Je contemple à intervalles réguliers les portraits d’enfance de Barthes. Et j’ignore d’où vient cette curiosité plus générale (mais peut-être est-elle parfaitement naturelle et partagée par tous) : celle qui consiste à quémander à mes (plus ou moins) proches des photos d’enfance… Je n’ose pas toujours. Il n’empêche : quand j’aime ou admire quelqu’un me vient immanquablement le besoin de découvrir l’enfant derrière le visage familier. Il ne s’agit pas tant de démasquer l’adulte.

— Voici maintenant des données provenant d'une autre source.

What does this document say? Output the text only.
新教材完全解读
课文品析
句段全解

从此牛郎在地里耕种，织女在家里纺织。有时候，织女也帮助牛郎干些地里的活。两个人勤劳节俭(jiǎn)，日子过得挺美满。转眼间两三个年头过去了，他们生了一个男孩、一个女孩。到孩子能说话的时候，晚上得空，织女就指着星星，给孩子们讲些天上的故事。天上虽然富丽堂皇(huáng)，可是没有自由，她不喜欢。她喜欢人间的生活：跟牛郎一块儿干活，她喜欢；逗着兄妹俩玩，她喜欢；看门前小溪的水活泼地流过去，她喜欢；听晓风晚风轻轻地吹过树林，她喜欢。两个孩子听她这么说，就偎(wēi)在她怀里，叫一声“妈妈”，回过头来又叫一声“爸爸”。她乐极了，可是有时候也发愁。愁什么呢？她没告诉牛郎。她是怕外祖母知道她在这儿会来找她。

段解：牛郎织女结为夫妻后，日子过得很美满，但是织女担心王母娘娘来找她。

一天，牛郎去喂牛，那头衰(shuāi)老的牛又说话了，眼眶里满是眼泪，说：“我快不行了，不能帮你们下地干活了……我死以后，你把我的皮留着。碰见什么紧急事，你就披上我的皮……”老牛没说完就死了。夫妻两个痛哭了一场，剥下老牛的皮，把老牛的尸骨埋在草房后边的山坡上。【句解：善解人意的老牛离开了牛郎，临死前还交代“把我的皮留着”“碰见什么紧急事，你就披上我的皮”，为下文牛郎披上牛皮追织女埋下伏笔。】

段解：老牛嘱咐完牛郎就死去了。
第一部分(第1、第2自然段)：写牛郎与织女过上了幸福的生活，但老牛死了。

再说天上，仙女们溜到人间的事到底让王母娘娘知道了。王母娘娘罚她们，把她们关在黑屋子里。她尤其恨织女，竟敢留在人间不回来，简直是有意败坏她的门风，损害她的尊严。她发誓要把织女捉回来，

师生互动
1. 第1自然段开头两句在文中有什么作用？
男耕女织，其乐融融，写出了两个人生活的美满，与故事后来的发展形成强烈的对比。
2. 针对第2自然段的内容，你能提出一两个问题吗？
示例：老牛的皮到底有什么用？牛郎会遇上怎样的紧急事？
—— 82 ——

Et puis, cette relative nudité ne me semble pas si indécente à demander ; après tout, une photographie d’enfance s’affiche, s’encadre, se donne au regard, presque par définition, même si elle garde une charge relativement indiscrète comme le notait Barthes. Dans son cas à elle, ce fut l’inverse : découvrant tout d’abord ses traits d’enfant sur les photos de son père, je n’ai contemplé le visage de la femme que conséquemment. Et j’ai cherché, durant les premières minutes, à retrouver la petite fille en filigrane. Je me suis alors dit que ce devait être curieux pour elle d’accueillir un étranger qui connaît une part de l’enfant qu’elle a été. Elle, c’est Nicole. Fille d’André Steiner et de Lily Sasson…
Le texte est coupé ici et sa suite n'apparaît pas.